An interacting crack-mechanics based model for elastoplastic damage model of rock-like materials under compression

A micro-mechanical elastoplastic damage model for rock-like materials under compressive loading is proposed based on the growth of pre-existing flaws. Interaction among the cracks is included through the self-consistent approach. The evolution of damage is quantified by the spatial flaw density and the density of the quasi-static spherical region, enclosing the flaw and its wings. The flaw density is defined by the absolute volume strain in the two-parameter Weibull statistical model. Mixed-mode fracture model is adopted to calculate the wing crack length by the strain energy density (SED) criterion. Drucker–Prager yield criterion and Voyiadjis' strain hardening function under compression are employed to represent the equivalent plastic behavior of such materials.
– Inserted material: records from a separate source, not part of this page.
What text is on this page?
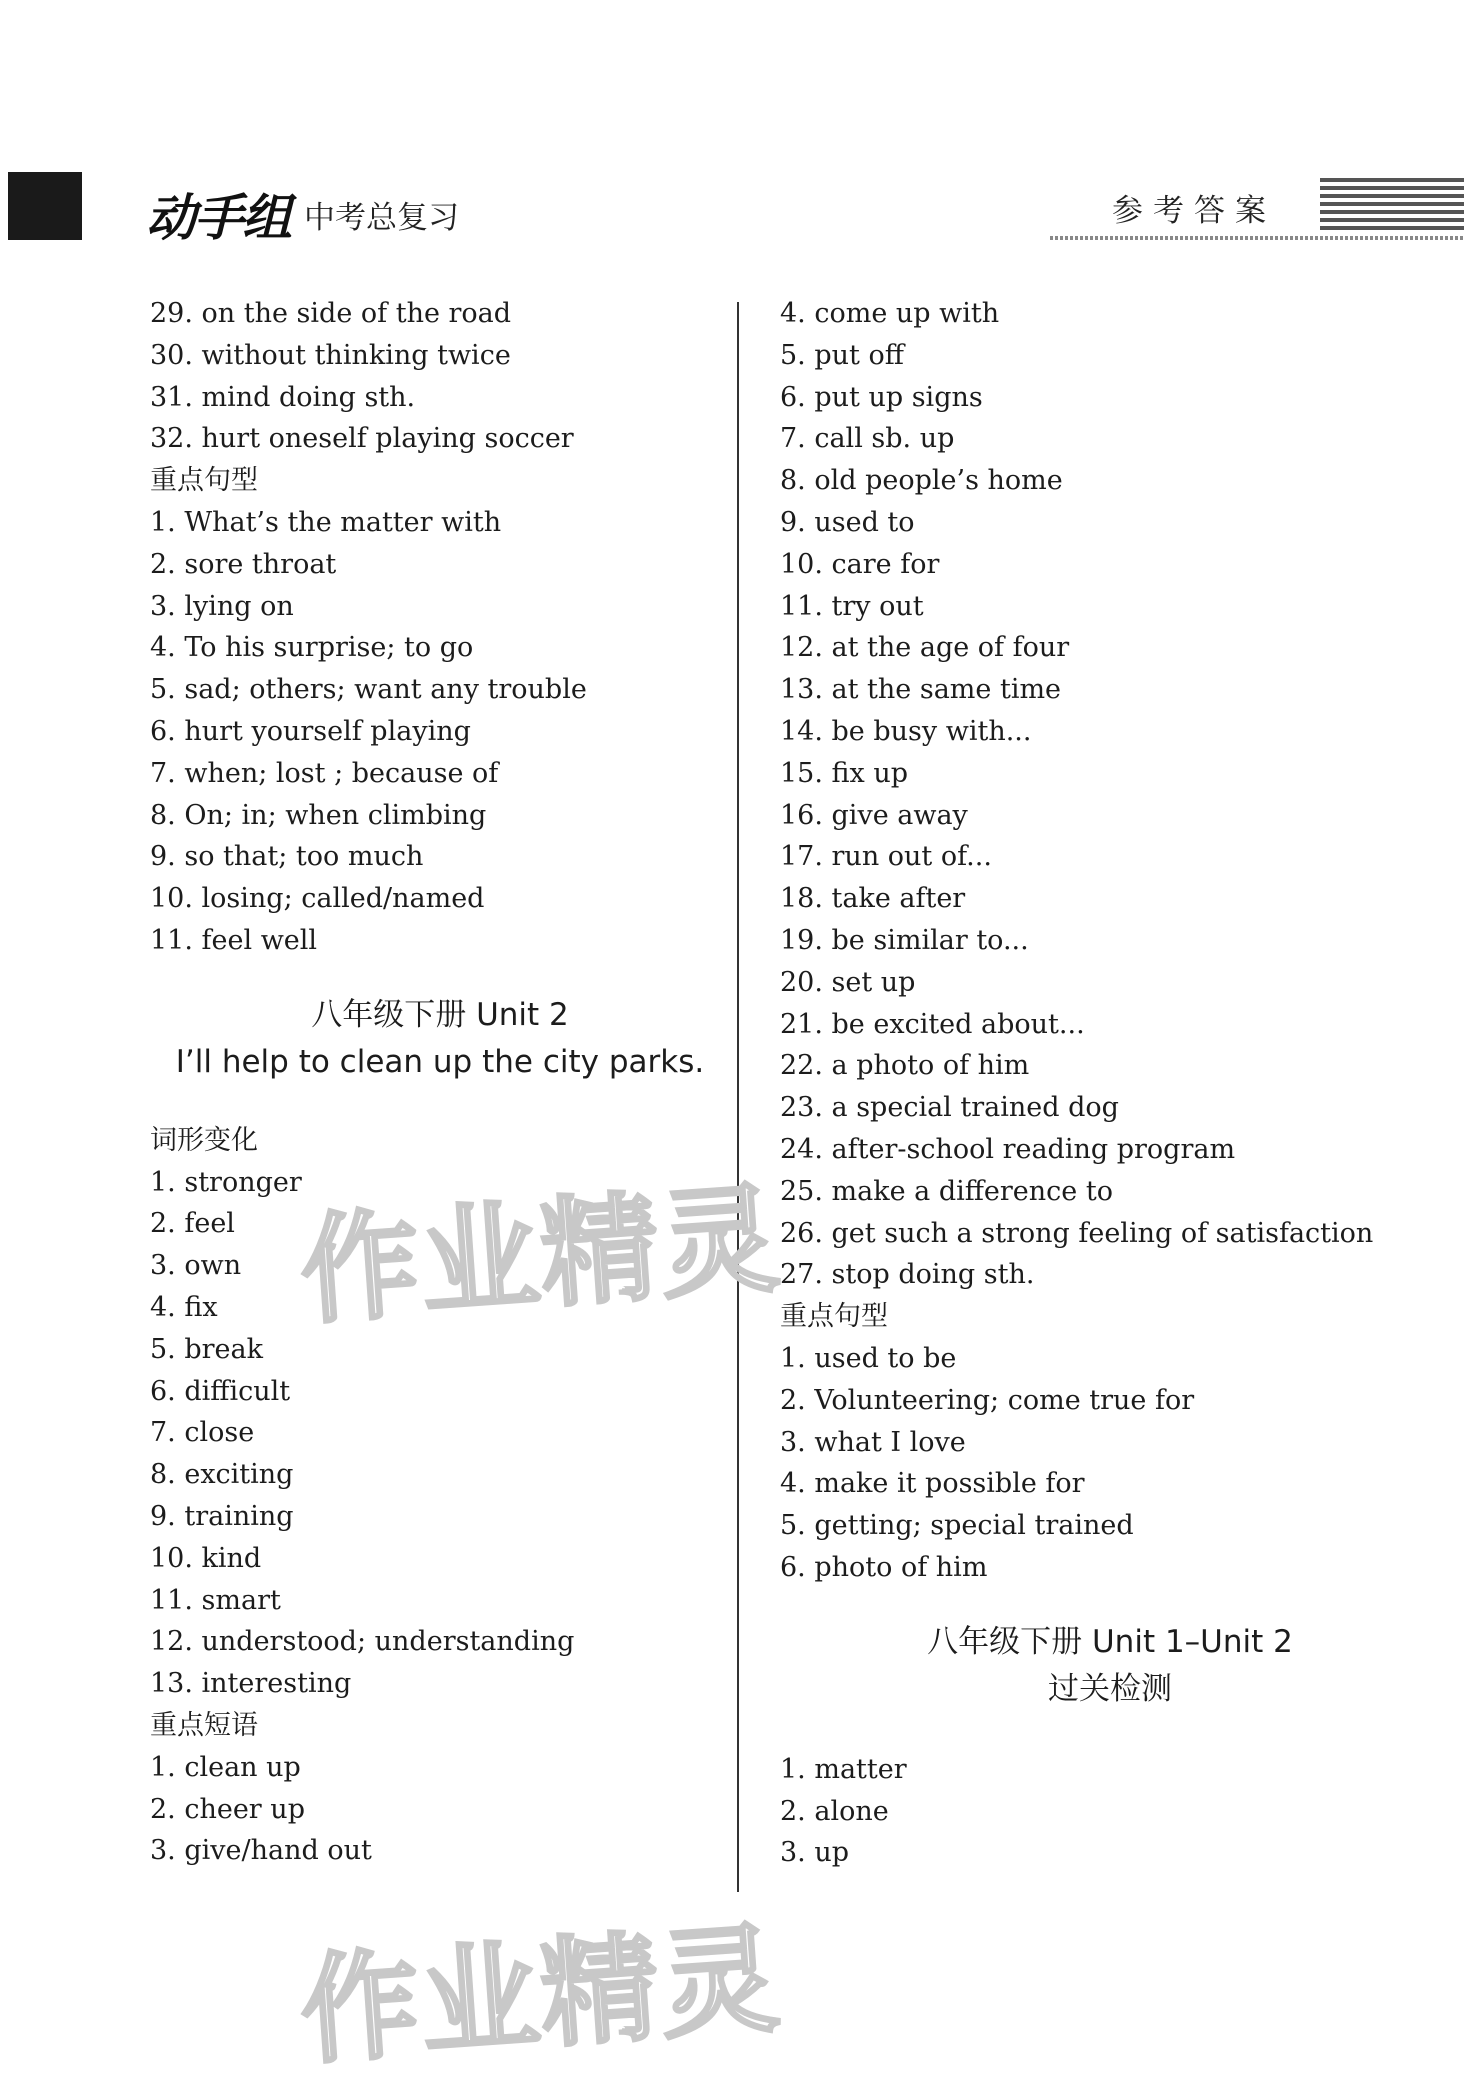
动手组 中考总复习	参考答案
29. on the side of the road
30. without thinking twice
31. mind doing sth.
32. hurt oneself playing soccer
重点句型
1. What’s the matter with
2. sore throat
3. lying on
4. To his surprise; to go
5. sad; others; want any trouble
6. hurt yourself playing
7. when; lost ; because of
8. On; in; when climbing
9. so that; too much
10. losing; called/named
11. feel well
八年级下册 Unit 2
I’ll help to clean up the city parks.
词形变化
1. stronger
2. feel
3. own
4. fix
5. break
6. difficult
7. close
8. exciting
9. training
10. kind
11. smart
12. understood; understanding
13. interesting
重点短语
1. clean up
2. cheer up
3. give/hand out
4. come up with
5. put off
6. put up signs
7. call sb. up
8. old people’s home
9. used to
10. care for
11. try out
12. at the age of four
13. at the same time
14. be busy with...
15. fix up
16. give away
17. run out of...
18. take after
19. be similar to...
20. set up
21. be excited about...
22. a photo of him
23. a special trained dog
24. after-school reading program
25. make a difference to
26. get such a strong feeling of satisfaction
27. stop doing sth.
重点句型
1. used to be
2. Volunteering; come true for
3. what I love
4. make it possible for
5. getting; special trained
6. photo of him
八年级下册 Unit 1–Unit 2
过关检测
1. matter
2. alone
3. up
作业精灵
作业精灵
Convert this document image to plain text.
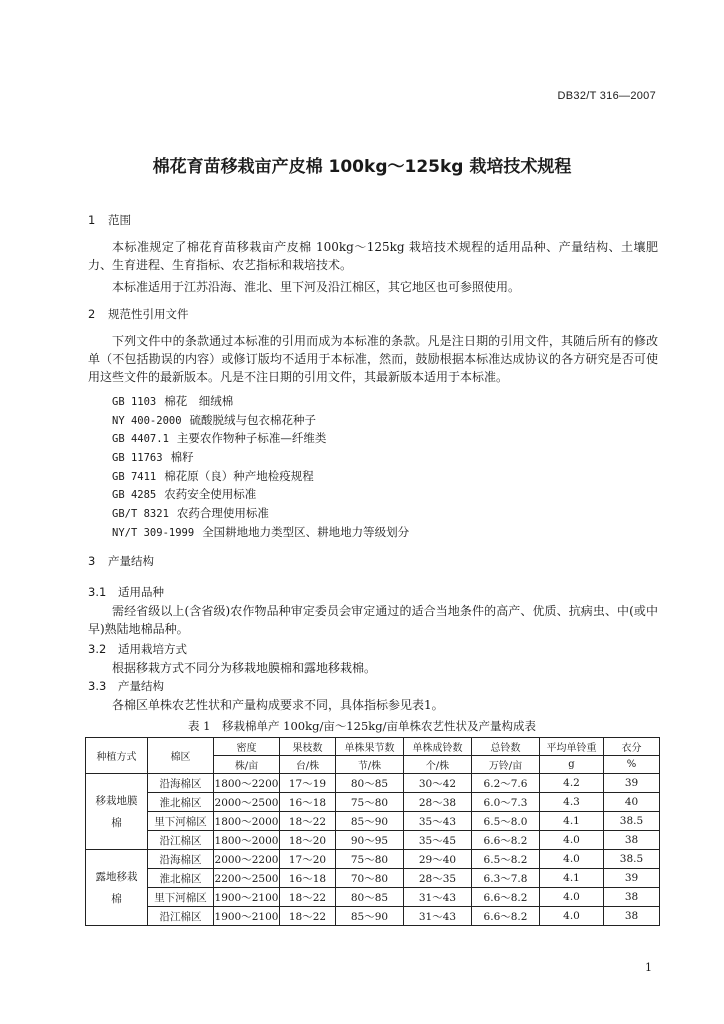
DB32/T 316—2007
棉花育苗移栽亩产皮棉 100kg～125kg 栽培技术规程
1 范围
本标准规定了棉花育苗移栽亩产皮棉 100kg～125kg 栽培技术规程的适用品种、产量结构、土壤肥力、生育进程、生育指标、农艺指标和栽培技术。
本标准适用于江苏沿海、淮北、里下河及沿江棉区，其它地区也可参照使用。
2 规范性引用文件
下列文件中的条款通过本标准的引用而成为本标准的条款。凡是注日期的引用文件，其随后所有的修改单（不包括勘误的内容）或修订版均不适用于本标准，然而，鼓励根据本标准达成协议的各方研究是否可使用这些文件的最新版本。凡是不注日期的引用文件，其最新版本适用于本标准。
GB 1103 棉花　细绒棉
NY 400-2000 硫酸脱绒与包衣棉花种子
GB 4407.1 主要农作物种子标准—纤维类
GB 11763 棉籽
GB 7411 棉花原（良）种产地检疫规程
GB 4285 农药安全使用标准
GB/T 8321 农药合理使用标准
NY/T 309-1999 全国耕地地力类型区、耕地地力等级划分
3 产量结构
3.1 适用品种
需经省级以上(含省级)农作物品种审定委员会审定通过的适合当地条件的高产、优质、抗病虫、中(或中早)熟陆地棉品种。
3.2 适用栽培方式
根据移栽方式不同分为移栽地膜棉和露地移栽棉。
3.3 产量结构
各棉区单株农艺性状和产量构成要求不同，具体指标参见表1。
表 1　移栽棉单产 100kg/亩～125kg/亩单株农艺性状及产量构成表
种植方式	棉区	密度	果枝数	单株果节数	单株成铃数	总铃数	平均单铃重	衣分
		株/亩	台/株	节/株	个/株	万铃/亩	g	%
移栽地膜棉	沿海棉区	1800～2200	17～19	80～85	30～42	6.2～7.6	4.2	39
	淮北棉区	2000～2500	16～18	75～80	28～38	6.0～7.3	4.3	40
	里下河棉区	1800～2000	18～22	85～90	35～43	6.5～8.0	4.1	38.5
	沿江棉区	1800～2000	18～20	90～95	35～45	6.6～8.2	4.0	38
露地移栽棉	沿海棉区	2000～2200	17～20	75～80	29～40	6.5～8.2	4.0	38.5
	淮北棉区	2200～2500	16～18	70～80	28～35	6.3～7.8	4.1	39
	里下河棉区	1900～2100	18～22	80～85	31～43	6.6～8.2	4.0	38
	沿江棉区	1900～2100	18～22	85～90	31～43	6.6～8.2	4.0	38
1
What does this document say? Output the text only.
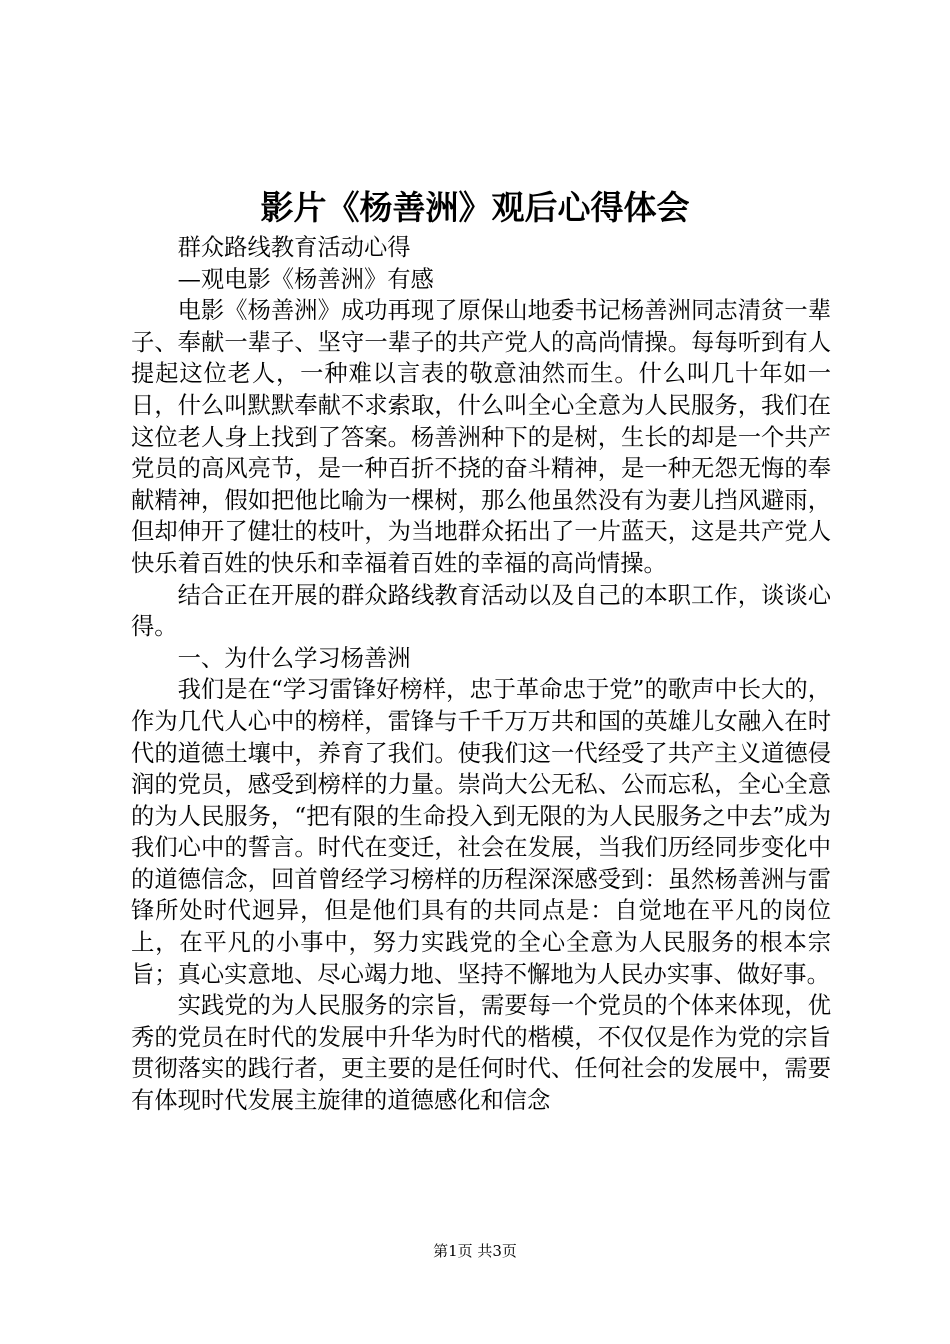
影片《杨善洲》观后心得体会

群众路线教育活动心得

—观电影《杨善洲》有感

电影《杨善洲》成功再现了原保山地委书记杨善洲同志清贫一辈子、奉献一辈子、坚守一辈子的共产党人的高尚情操。每每听到有人提起这位老人，一种难以言表的敬意油然而生。什么叫几十年如一日，什么叫默默奉献不求索取，什么叫全心全意为人民服务，我们在这位老人身上找到了答案。杨善洲种下的是树，生长的却是一个共产党员的高风亮节，是一种百折不挠的奋斗精神，是一种无怨无悔的奉献精神，假如把他比喻为一棵树，那么他虽然没有为妻儿挡风避雨，但却伸开了健壮的枝叶，为当地群众拓出了一片蓝天，这是共产党人快乐着百姓的快乐和幸福着百姓的幸福的高尚情操。

结合正在开展的群众路线教育活动以及自己的本职工作，谈谈心得。

一、为什么学习杨善洲

我们是在“学习雷锋好榜样，忠于革命忠于党”的歌声中长大的，作为几代人心中的榜样，雷锋与千千万万共和国的英雄儿女融入在时代的道德土壤中，养育了我们。使我们这一代经受了共产主义道德侵润的党员，感受到榜样的力量。崇尚大公无私、公而忘私，全心全意的为人民服务，“把有限的生命投入到无限的为人民服务之中去”成为我们心中的誓言。时代在变迁，社会在发展，当我们历经同步变化中的道德信念，回首曾经学习榜样的历程深深感受到：虽然杨善洲与雷锋所处时代迥异，但是他们具有的共同点是：自觉地在平凡的岗位上，在平凡的小事中，努力实践党的全心全意为人民服务的根本宗旨；真心实意地、尽心竭力地、坚持不懈地为人民办实事、做好事。

实践党的为人民服务的宗旨，需要每一个党员的个体来体现，优秀的党员在时代的发展中升华为时代的楷模，不仅仅是作为党的宗旨贯彻落实的践行者，更主要的是任何时代、任何社会的发展中，需要有体现时代发展主旋律的道德感化和信念

第1页 共3页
This self-consistent scheme is implemented numerically with an implicit updated and a prediction–correction decomposition. Numerical simulations are carried out, and the factors of friction coefficient, confining pressure and initial flaw size are analyzed.

► The wing crack growth rate considering interaction for larger flaw is increasing before failure.
► Compressive strength for mixed-mode fracture is greater than that of mode I fracture.
► The initiation of the wing cracks requires the same strain for different parameter k.
► The stresses for non-interaction/interaction cases almost overlap under high confining pressure.